E però si fa leggere, ed a tratti avvince. In particolare, quando ai tanti che profetizzano “finirai per suicidarti” ribatte “le mie migliori performance […] sono avvenute quanto ho utilizzato l’arrampicata quale strumento per evitare il suicidio invece che come metodo per conseguirlo” (p. 56). C’è chi trova senso nella carriera, chi nella famiglia, chi nella violenza contro gli altri: Twight evita la violenza contro sé stesso trovando senso nell’alpinismo estremo. Al termine del tentativo sul Nanga Parbat Barry Blanchard dichiara: “È stato come far sesso con la morte”. Anche di più, a leggere il racconto. Durante la micidiale ritirata, sfatti, assiderati, uno del team grida: “Occhio che lascio le corde”. Ed il compagno, per tutta risposta: “Pure io”. Laconico Twight: “Nessuno si rese conto della scomparsa delle nostre sole due corde, né diede loro l’addio”. Si salvano perché nel nulla trovano appeso ad un chiodo da ghiaccio uno zainetto con dentro cibo, guanti, e due corde nuove! Anni dopo incontreranno l’alpinista giapponese che lo aveva lasciato lì, a 6700 metri, per un suo compagno dato disperso… Fare sesso con la morte per tenerla lontana. Ma anche per entrare in contatto con il proprio io più profondo, come nel caso dell’incredibile esperienza della diretta Ceca sul Denali (Alaska) in 60 ore. “È difficile convivere con una via del genere. Durante quelle ore abbiamo subito una trasformazione, e ricreare quello stato di ‘consapevolezza assoluta’ potrebbe risultare impossibile. Serbarne il ricordo è una misera consolazione. Ho provato a raccontare e a spiegare la fessura dalla quale abbiamo sbirciato, ma anche gli amici più intimi non possono capire. Quello che abbiamo imparato davvero è racchiuso solo nei nostri cuori” (p. 227).

Gli alpinisti muoiono spesso giovani. Nel libro ricorrono delle volte interi elenchi di amici scomparsi,
delle altre singoli episodi. “Philippe era stato mio compagno di arrampicata, e non era il primo a perdere la vita in montagna. Ho provato a non abituarmi a fatti del genere. Ho analizzato con cura il suo incidente come ho fatto con gli altri. Mi sono impegnato a farlo perché voglio vivere” (p. 61).

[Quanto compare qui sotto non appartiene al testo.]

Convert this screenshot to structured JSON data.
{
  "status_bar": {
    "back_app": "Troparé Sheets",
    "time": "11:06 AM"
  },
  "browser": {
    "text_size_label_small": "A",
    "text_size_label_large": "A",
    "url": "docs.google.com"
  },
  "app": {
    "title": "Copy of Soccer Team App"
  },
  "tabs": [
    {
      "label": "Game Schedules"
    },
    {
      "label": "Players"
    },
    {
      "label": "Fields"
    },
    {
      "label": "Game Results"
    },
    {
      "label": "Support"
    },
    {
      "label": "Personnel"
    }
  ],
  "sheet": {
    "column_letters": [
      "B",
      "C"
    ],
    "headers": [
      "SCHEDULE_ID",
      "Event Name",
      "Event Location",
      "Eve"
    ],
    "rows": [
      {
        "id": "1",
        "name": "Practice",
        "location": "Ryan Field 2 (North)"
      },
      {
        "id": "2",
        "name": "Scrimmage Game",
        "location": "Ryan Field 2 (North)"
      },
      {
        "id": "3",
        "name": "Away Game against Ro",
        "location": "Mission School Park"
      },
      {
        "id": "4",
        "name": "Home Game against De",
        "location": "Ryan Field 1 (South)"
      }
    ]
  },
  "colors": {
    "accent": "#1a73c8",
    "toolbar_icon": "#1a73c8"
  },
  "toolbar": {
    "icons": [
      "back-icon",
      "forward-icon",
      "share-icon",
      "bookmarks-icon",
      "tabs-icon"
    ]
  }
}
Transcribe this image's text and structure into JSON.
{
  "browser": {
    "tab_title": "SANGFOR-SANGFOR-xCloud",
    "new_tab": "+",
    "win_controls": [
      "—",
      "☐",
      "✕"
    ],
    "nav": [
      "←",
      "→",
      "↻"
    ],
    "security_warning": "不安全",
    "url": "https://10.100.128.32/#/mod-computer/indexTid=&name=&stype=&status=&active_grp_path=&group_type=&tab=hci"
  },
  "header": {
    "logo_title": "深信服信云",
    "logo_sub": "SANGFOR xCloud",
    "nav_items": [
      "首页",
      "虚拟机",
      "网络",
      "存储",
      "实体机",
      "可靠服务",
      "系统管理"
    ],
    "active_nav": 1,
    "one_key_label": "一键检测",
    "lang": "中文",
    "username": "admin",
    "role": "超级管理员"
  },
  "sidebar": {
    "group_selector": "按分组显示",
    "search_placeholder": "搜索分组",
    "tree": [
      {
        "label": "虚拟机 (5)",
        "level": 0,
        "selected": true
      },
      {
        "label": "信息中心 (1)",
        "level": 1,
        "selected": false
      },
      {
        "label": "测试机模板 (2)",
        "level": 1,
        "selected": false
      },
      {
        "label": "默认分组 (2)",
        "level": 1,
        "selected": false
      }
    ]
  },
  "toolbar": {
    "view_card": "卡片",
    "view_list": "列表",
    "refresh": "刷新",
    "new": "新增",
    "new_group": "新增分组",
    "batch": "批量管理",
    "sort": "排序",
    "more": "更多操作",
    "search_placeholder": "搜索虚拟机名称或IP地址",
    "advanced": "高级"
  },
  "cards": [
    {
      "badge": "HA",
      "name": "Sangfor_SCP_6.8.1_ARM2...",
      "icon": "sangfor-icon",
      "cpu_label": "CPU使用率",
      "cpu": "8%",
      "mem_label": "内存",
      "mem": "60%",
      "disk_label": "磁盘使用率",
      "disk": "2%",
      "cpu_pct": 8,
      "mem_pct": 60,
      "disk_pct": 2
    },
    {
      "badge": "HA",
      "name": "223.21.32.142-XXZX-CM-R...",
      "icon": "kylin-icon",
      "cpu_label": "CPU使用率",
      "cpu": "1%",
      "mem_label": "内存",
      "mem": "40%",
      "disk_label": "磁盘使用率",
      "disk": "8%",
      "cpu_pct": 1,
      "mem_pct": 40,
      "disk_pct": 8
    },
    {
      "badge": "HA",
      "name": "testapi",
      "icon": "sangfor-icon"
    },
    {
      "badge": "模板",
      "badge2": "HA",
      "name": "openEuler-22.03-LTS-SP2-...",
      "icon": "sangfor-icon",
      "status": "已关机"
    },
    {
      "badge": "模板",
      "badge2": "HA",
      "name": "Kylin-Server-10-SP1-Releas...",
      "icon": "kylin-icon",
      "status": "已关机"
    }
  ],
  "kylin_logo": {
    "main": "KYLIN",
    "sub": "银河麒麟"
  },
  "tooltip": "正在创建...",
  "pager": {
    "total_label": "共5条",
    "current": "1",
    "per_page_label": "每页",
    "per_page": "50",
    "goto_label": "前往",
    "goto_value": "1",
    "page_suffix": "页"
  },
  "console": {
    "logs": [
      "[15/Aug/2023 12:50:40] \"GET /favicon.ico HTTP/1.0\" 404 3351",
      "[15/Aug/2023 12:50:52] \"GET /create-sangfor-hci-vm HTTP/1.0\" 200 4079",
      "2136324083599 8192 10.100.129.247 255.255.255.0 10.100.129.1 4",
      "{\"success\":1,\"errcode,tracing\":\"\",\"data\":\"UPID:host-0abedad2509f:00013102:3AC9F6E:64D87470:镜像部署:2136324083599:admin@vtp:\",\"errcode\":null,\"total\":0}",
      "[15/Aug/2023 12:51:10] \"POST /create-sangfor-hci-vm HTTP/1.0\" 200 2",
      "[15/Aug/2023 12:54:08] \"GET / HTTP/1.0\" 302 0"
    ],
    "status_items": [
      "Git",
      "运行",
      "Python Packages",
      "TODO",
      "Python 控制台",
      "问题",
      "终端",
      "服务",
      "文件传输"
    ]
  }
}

L’analisi che segue è lucida e spietata – come credo sia spietata la sua voglia di vivere – e ne consiglio la lettura a chiunque, a vario livello, frequenti la montagna, perché c’è da imparare. “Esistono un posso e un non posso; non può esistere un ci provo. Starci dentro al novantotto per cento vuol dire finire al suolo” (p. 63).

Il libro propone anche a più riprese una riflessione sulla dicotomia via-vetta: fare il 90% di una via dovrebbe, da 1 a 100, valere appunto 90, ed invece per le riviste specializzate, per gli sponsor, per gli altri alpinisti, vale quasi zero. Se è tutto quello accaduto e provato durante la via che poi serberemo nel cuore, perché serve la vetta per darvi senso? Serviva che Fabio Grosso mettesse dentro l'ultimo rigore per dare senso alla "via" effettuata prima e durante i Mondiali Italia di calcio?
(febbraio 2007)
Recensione di:
Twight, M., Confessioni di un serial climber (2001). Tr. it. Edizioni Versante Sud, 2004.